Из груди вырывается грустный смешок, пока я обвожу пальцем ее фотографию, борясь с накатывающими слезами.
— Я не знаю, что делать. Я совсем одна, мам. Папы никогда нет рядом, а Кирилл все больше отталкивает меня. А Федя… Мне кажется, я для него одна из многих. Между нами нет ничего особенного, как я надеялась.
Ну вот, я, наконец, признала это. Потому что до этого гнала даже мысли, но если обманывать себя легко, то с мамой я никогда так не поступаю. Рассказываю ей о всех наших с Федом разговорах, встречах, о том, что произошло на вечеринке и что я узнала сегодня. Становится немного легче. Я все еще намерена поговорить и выяснить отношения с Дубовым, но мне уже не так страшно. Даже если он меня пошлет, я постараюсь не заострять на этом внимание и выйти из ситуации с гордо поднятой головой. Чтобы потом у Кира не было возможности издеваться надо мной и говорить, что он предупреждал.
Выговорившись маме, я вызываю такси, чтобы поехать домой и по пути мне, наконец, перезванивает Акинчев.

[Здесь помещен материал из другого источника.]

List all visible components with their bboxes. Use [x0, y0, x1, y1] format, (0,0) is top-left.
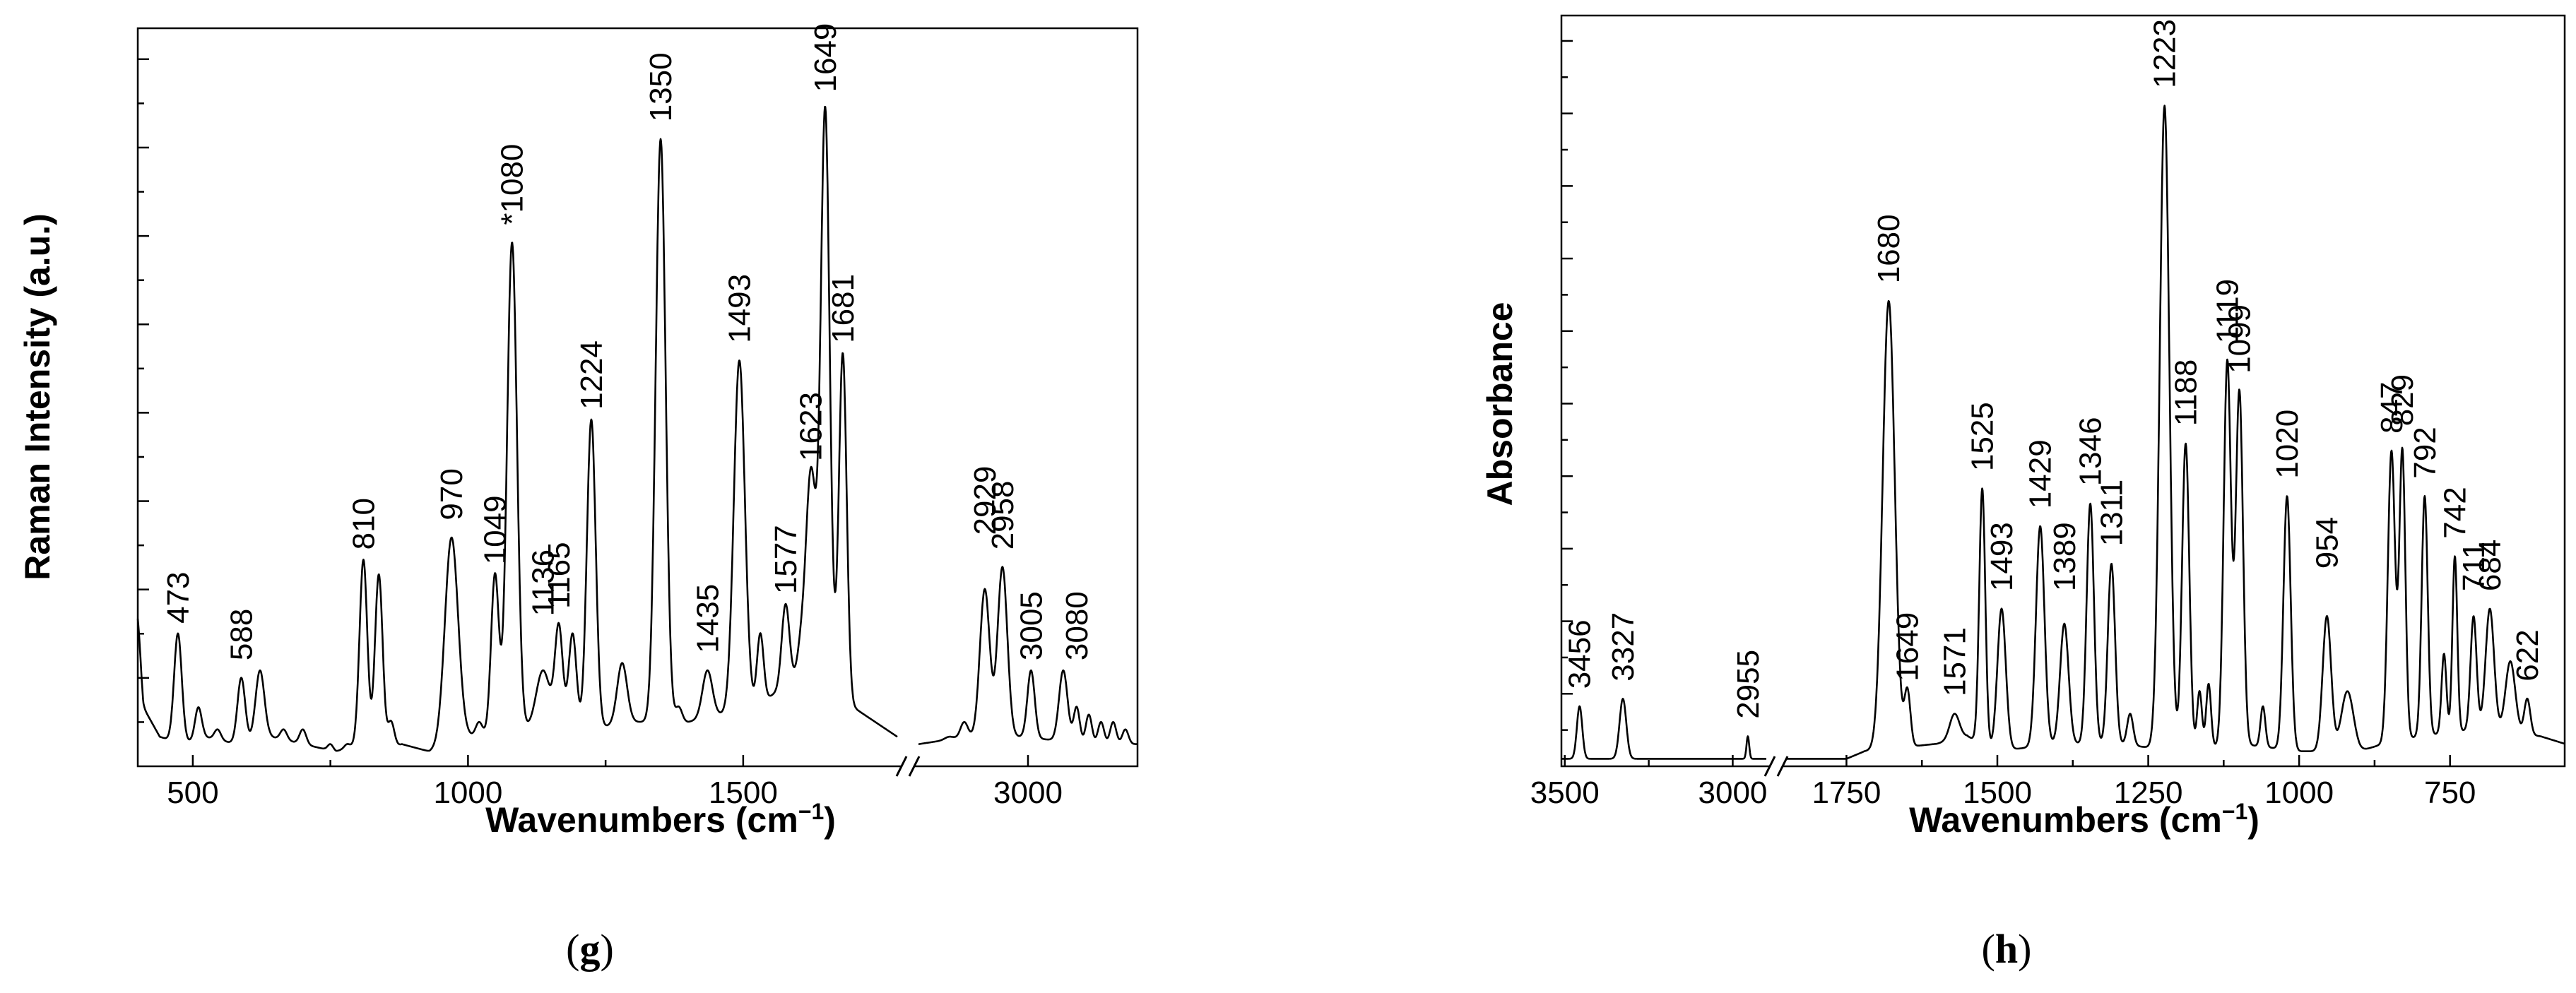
peak-label: 1493	[722, 274, 757, 343]
peak-label: 1119	[2211, 279, 2245, 343]
peak-label: 1389	[2048, 522, 2082, 591]
panel-label-h: (h)	[1982, 926, 2032, 972]
x-tick-label: 1750	[1812, 775, 1881, 810]
peak-label: 742	[2438, 487, 2473, 538]
peak-label: 3005	[1014, 591, 1048, 660]
peak-label: 1649	[1891, 612, 1925, 682]
x-tick-label: 3000	[1698, 775, 1768, 810]
peak-label: 829	[2385, 374, 2420, 426]
peak-label: 847	[2375, 381, 2409, 433]
x-tick-label: 1000	[2264, 775, 2334, 810]
x-tick-label: 750	[2424, 775, 2476, 810]
peak-label: 711	[2457, 542, 2491, 591]
x-tick-label: 500	[167, 775, 218, 810]
ftir-axis-ticks: 3500 3000 1750 1500 1250 1000 750	[1530, 40, 2476, 810]
x-tick-label: 1000	[433, 775, 502, 810]
peak-label: 2958	[986, 481, 1020, 550]
peak-label: 1311	[2094, 480, 2129, 547]
peak-label: 1681	[826, 274, 861, 343]
peak-label: 3080	[1060, 591, 1094, 660]
peak-label: 1136	[526, 549, 560, 617]
ftir-axis-break	[1763, 756, 1789, 777]
ftir-y-axis-label: Absorbance	[1480, 302, 1520, 506]
raman-x-axis-label: Wavenumbers (cm−1)	[485, 799, 836, 840]
peak-label: 2929	[968, 466, 1003, 535]
peak-label: 1223	[2148, 19, 2182, 88]
raman-plot-frame	[136, 27, 1139, 768]
peak-label: 1435	[690, 584, 725, 653]
peak-label: 1571	[1937, 627, 1972, 696]
axis-break-mark	[1763, 756, 1776, 777]
peak-label: 473	[161, 571, 196, 623]
ftir-plot-frame	[1560, 14, 2566, 768]
peak-label: 1623	[794, 392, 829, 461]
panel-label-g: (g)	[566, 926, 614, 972]
axis-break-mark	[908, 756, 921, 777]
peak-label: 588	[224, 609, 259, 660]
peak-label: 1346	[2074, 417, 2108, 486]
peak-label: 1680	[1872, 214, 1906, 283]
raman-axis-break	[895, 756, 921, 777]
ftir-spectrum-panel: 3500 3000 1750 1500 1250 1000 750 3456 3327 2955…	[1480, 14, 2566, 972]
peak-label: 810	[346, 498, 381, 549]
peak-label: 1049	[478, 495, 513, 564]
peak-label: 1099	[2223, 304, 2257, 374]
peak-label: 792	[2408, 427, 2442, 478]
ftir-x-axis-label: Wavenumbers (cm−1)	[1909, 799, 2259, 840]
peak-label: 1165	[542, 542, 577, 609]
axis-break-mark	[1776, 756, 1789, 777]
peak-label: 1224	[574, 340, 609, 410]
peak-label: 1429	[2023, 439, 2058, 509]
peak-label: 3456	[1563, 619, 1597, 689]
raman-spectrum-panel: 500 1000 1500 3000 473 588 810 970 1049 *1080 113…	[18, 23, 1139, 972]
peak-label: 1649	[808, 23, 843, 93]
peak-label: 2955	[1731, 650, 1766, 719]
peak-label: *1080	[495, 144, 530, 225]
x-tick-label: 1250	[2114, 775, 2183, 810]
x-tick-label: 1500	[1963, 775, 2032, 810]
peak-label: 1525	[1966, 402, 2000, 471]
peak-label: 1350	[644, 52, 678, 121]
peak-label: 1020	[2270, 410, 2305, 479]
peak-label: 1188	[2169, 359, 2204, 427]
raman-spectrum-line	[136, 105, 1138, 752]
peak-label: 954	[2310, 517, 2344, 569]
axis-break-mark	[895, 756, 908, 777]
peak-label: 1577	[769, 525, 803, 594]
x-tick-label: 3000	[993, 775, 1063, 810]
ftir-spectrum-line	[1561, 105, 2565, 760]
peak-label: 622	[2510, 629, 2545, 681]
peak-label: 1493	[1985, 522, 2019, 591]
peak-label: 970	[435, 468, 469, 520]
peak-label: 684	[2473, 540, 2507, 591]
peak-label: 3327	[1606, 612, 1641, 682]
raman-y-axis-label: Raman Intensity (a.u.)	[18, 213, 57, 581]
x-tick-label: 3500	[1530, 775, 1600, 810]
x-tick-label: 1500	[709, 775, 778, 810]
raman-axis-ticks: 500 1000 1500 3000	[138, 58, 1063, 810]
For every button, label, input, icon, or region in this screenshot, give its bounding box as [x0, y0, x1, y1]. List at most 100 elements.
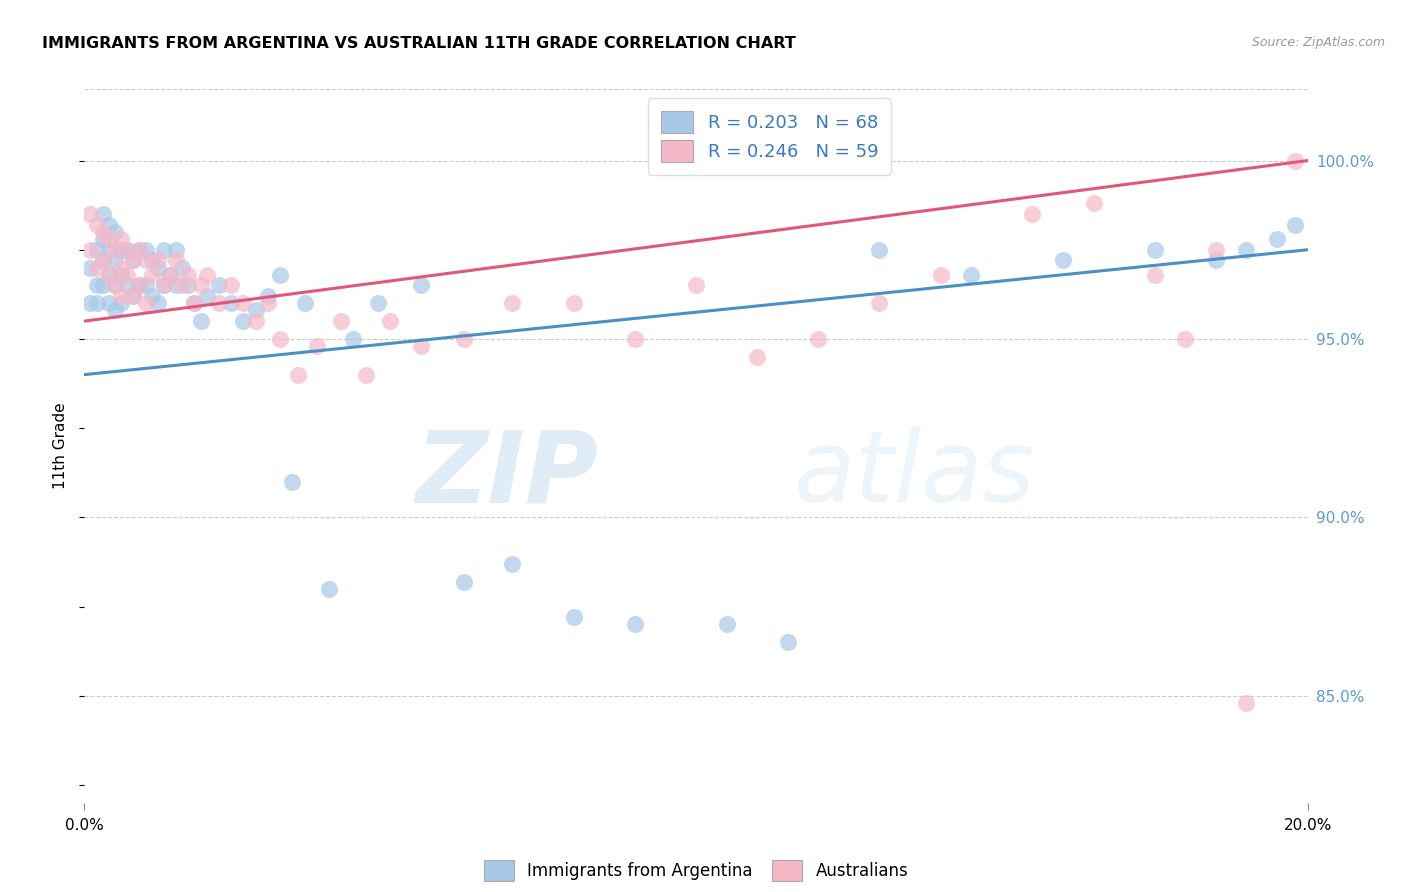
Point [232, 296, 254, 310]
Point [305, 339, 328, 353]
Point [122, 253, 145, 268]
Point [929, 268, 952, 282]
Point [153, 278, 176, 293]
Point [1052, 253, 1074, 268]
Point [104, 303, 127, 318]
Point [1265, 232, 1288, 246]
Point [269, 268, 291, 282]
Point [409, 278, 432, 293]
Point [257, 289, 280, 303]
Point [232, 314, 254, 328]
Point [91, 225, 114, 239]
Point [110, 289, 132, 303]
Point [91, 207, 114, 221]
Point [159, 268, 181, 282]
Point [1143, 243, 1166, 257]
Point [110, 243, 132, 257]
Point [153, 278, 176, 293]
Point [104, 243, 127, 257]
Point [294, 296, 316, 310]
Point [115, 268, 138, 282]
Point [104, 225, 127, 239]
Point [122, 253, 145, 268]
Point [135, 243, 157, 257]
Y-axis label: 11th Grade: 11th Grade [53, 402, 69, 490]
Point [153, 243, 176, 257]
Legend: Immigrants from Argentina, Australians: Immigrants from Argentina, Australians [477, 854, 915, 888]
Point [91, 278, 114, 293]
Point [97, 232, 120, 246]
Point [135, 296, 157, 310]
Point [1021, 207, 1043, 221]
Point [86, 278, 108, 293]
Text: atlas: atlas [794, 426, 1035, 523]
Point [165, 243, 187, 257]
Point [79, 207, 101, 221]
Point [219, 296, 242, 310]
Point [79, 260, 101, 275]
Point [562, 296, 585, 310]
Point [110, 268, 132, 282]
Point [128, 278, 150, 293]
Point [141, 289, 163, 303]
Point [269, 332, 291, 346]
Text: IMMIGRANTS FROM ARGENTINA VS AUSTRALIAN 11TH GRADE CORRELATION CHART: IMMIGRANTS FROM ARGENTINA VS AUSTRALIAN … [42, 36, 796, 51]
Point [165, 278, 187, 293]
Point [128, 243, 150, 257]
Point [502, 557, 524, 571]
Point [86, 260, 108, 275]
Point [97, 243, 120, 257]
Point [79, 243, 101, 257]
Point [1284, 153, 1306, 168]
Text: ZIP: ZIP [415, 426, 598, 523]
Point [183, 296, 205, 310]
Point [624, 617, 647, 632]
Point [776, 635, 799, 649]
Point [79, 296, 101, 310]
Point [747, 350, 769, 364]
Point [135, 278, 157, 293]
Point [104, 253, 127, 268]
Point [453, 574, 475, 589]
Point [1205, 253, 1227, 268]
Point [159, 268, 181, 282]
Point [219, 278, 242, 293]
Point [380, 314, 402, 328]
Point [146, 260, 169, 275]
Point [86, 218, 108, 232]
Point [1284, 218, 1306, 232]
Point [318, 582, 340, 596]
Point [104, 278, 127, 293]
Point [86, 243, 108, 257]
Point [110, 260, 132, 275]
Point [91, 253, 114, 268]
Point [1205, 243, 1227, 257]
Point [97, 218, 120, 232]
Point [716, 617, 738, 632]
Point [165, 253, 187, 268]
Point [1083, 196, 1105, 211]
Point [141, 268, 163, 282]
Point [354, 368, 377, 382]
Point [141, 253, 163, 268]
Point [97, 268, 120, 282]
Point [177, 268, 200, 282]
Point [146, 296, 169, 310]
Point [1236, 696, 1258, 710]
Point [257, 296, 280, 310]
Point [342, 332, 364, 346]
Point [128, 243, 150, 257]
Point [367, 296, 389, 310]
Point [453, 332, 475, 346]
Point [208, 278, 231, 293]
Point [1174, 332, 1197, 346]
Point [960, 268, 983, 282]
Point [195, 268, 218, 282]
Point [502, 296, 524, 310]
Point [562, 610, 585, 624]
Point [91, 253, 114, 268]
Point [110, 296, 132, 310]
Point [115, 278, 138, 293]
Point [409, 339, 432, 353]
Point [110, 232, 132, 246]
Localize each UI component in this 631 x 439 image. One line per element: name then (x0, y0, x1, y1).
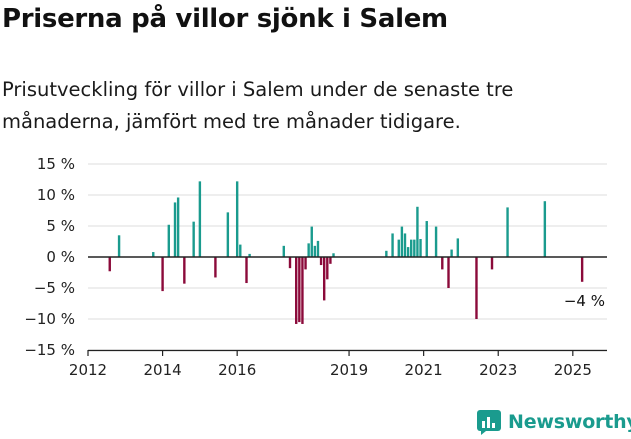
bar (183, 257, 186, 284)
bars (108, 181, 584, 324)
y-tick-label: 0 % (46, 248, 75, 266)
bar-chart: 15 % 10 % 5 % 0 % −5 % −10 % −15 % 2012 2014 2016… (24, 155, 607, 379)
bar (403, 233, 407, 257)
y-tick-label: −10 % (24, 310, 75, 328)
bar (326, 257, 329, 280)
x-tick-label: 2012 (69, 361, 107, 379)
y-tick-label: −5 % (34, 279, 75, 297)
axes: 15 % 10 % 5 % 0 % −5 % −10 % −15 % 2012 2014 2016… (24, 155, 607, 379)
bar (316, 240, 320, 257)
bar (434, 226, 438, 257)
bar (425, 221, 428, 257)
newsworthy-logo[interactable]: Newsworthy (476, 406, 631, 438)
bar (307, 243, 310, 257)
bar (239, 244, 242, 257)
bar (152, 252, 155, 257)
x-tick-label: 2023 (479, 361, 517, 379)
bar (400, 226, 404, 257)
x-tick-label: 2019 (330, 361, 368, 379)
bar (385, 250, 388, 257)
bar (301, 257, 304, 324)
bar (413, 239, 416, 257)
bar (450, 249, 453, 257)
bar (322, 257, 326, 301)
bar (282, 245, 285, 257)
y-tick-label: 5 % (46, 217, 75, 235)
bar (226, 212, 230, 257)
x-tick-label: 2021 (405, 361, 443, 379)
bar (410, 239, 413, 257)
bar (332, 253, 335, 257)
bar (108, 257, 111, 272)
bar (319, 257, 323, 266)
bar (580, 257, 584, 282)
bar (456, 238, 460, 257)
bar (475, 257, 478, 319)
bar (416, 206, 419, 257)
y-tick-label: 15 % (37, 155, 75, 173)
bar (167, 224, 171, 257)
bar (447, 257, 450, 288)
bar (214, 257, 217, 278)
bar (490, 257, 494, 270)
bar (176, 197, 180, 257)
x-tick-label: 2014 (143, 361, 181, 379)
bar (198, 181, 202, 257)
bar (506, 207, 509, 257)
newsworthy-icon (477, 410, 501, 435)
bar (245, 257, 248, 284)
brand-name: Newsworthy (508, 411, 631, 433)
bar (391, 233, 394, 257)
chart-title: Priserna på villor sjönk i Salem (2, 4, 448, 34)
bar (192, 221, 195, 257)
chart-subtitle: Prisutveckling för villor i Salem under … (2, 78, 514, 133)
bar (406, 247, 410, 257)
y-tick-label: 10 % (37, 186, 75, 204)
x-tick-label: 2025 (554, 361, 592, 379)
bar (298, 257, 301, 323)
bar (543, 201, 547, 257)
bar (173, 202, 177, 257)
bar (295, 257, 298, 324)
bar (288, 257, 292, 269)
x-tick-label: 2016 (218, 361, 256, 379)
bar (117, 235, 121, 257)
last-value-label: −4 % (564, 292, 605, 310)
bar (310, 226, 313, 257)
bar (235, 181, 239, 257)
bar (313, 245, 317, 257)
bar (329, 257, 332, 264)
bar (161, 257, 164, 292)
bar (397, 239, 400, 257)
y-tick-label: −15 % (24, 341, 75, 359)
bar (304, 257, 307, 270)
bar (441, 257, 444, 270)
bar (248, 253, 251, 257)
bar (419, 239, 422, 257)
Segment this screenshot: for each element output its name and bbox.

— Семен, ты куда пропал? Я до тебя дозвониться не могла, и пары ты прогулял. Что случилось? — допытываюсь я.
— Ты уже слышала про Феда? — спрашивает он, вгоняя меня в ступор.
Ведь, судя по всему, никто еще не знает о травмах Дубова, а его сестра даже удалила сторис, в котором говорила о том, что едет к нему. В «Сети» тоже нет ни одного упоминания и это странно, что Семен как-то узнал.
— Акинчев, выкладывай все, что тебе известно!
Я умираю от любопытства, потому что он явно в курсе произошедшего и знает больше меня.
— Меня сегодня весь день мурыжили, чтобы замять это дело, — вздыхает Семен. — Я вчера задержался во дворе, когда все свалили с тусы, чтобы покурить.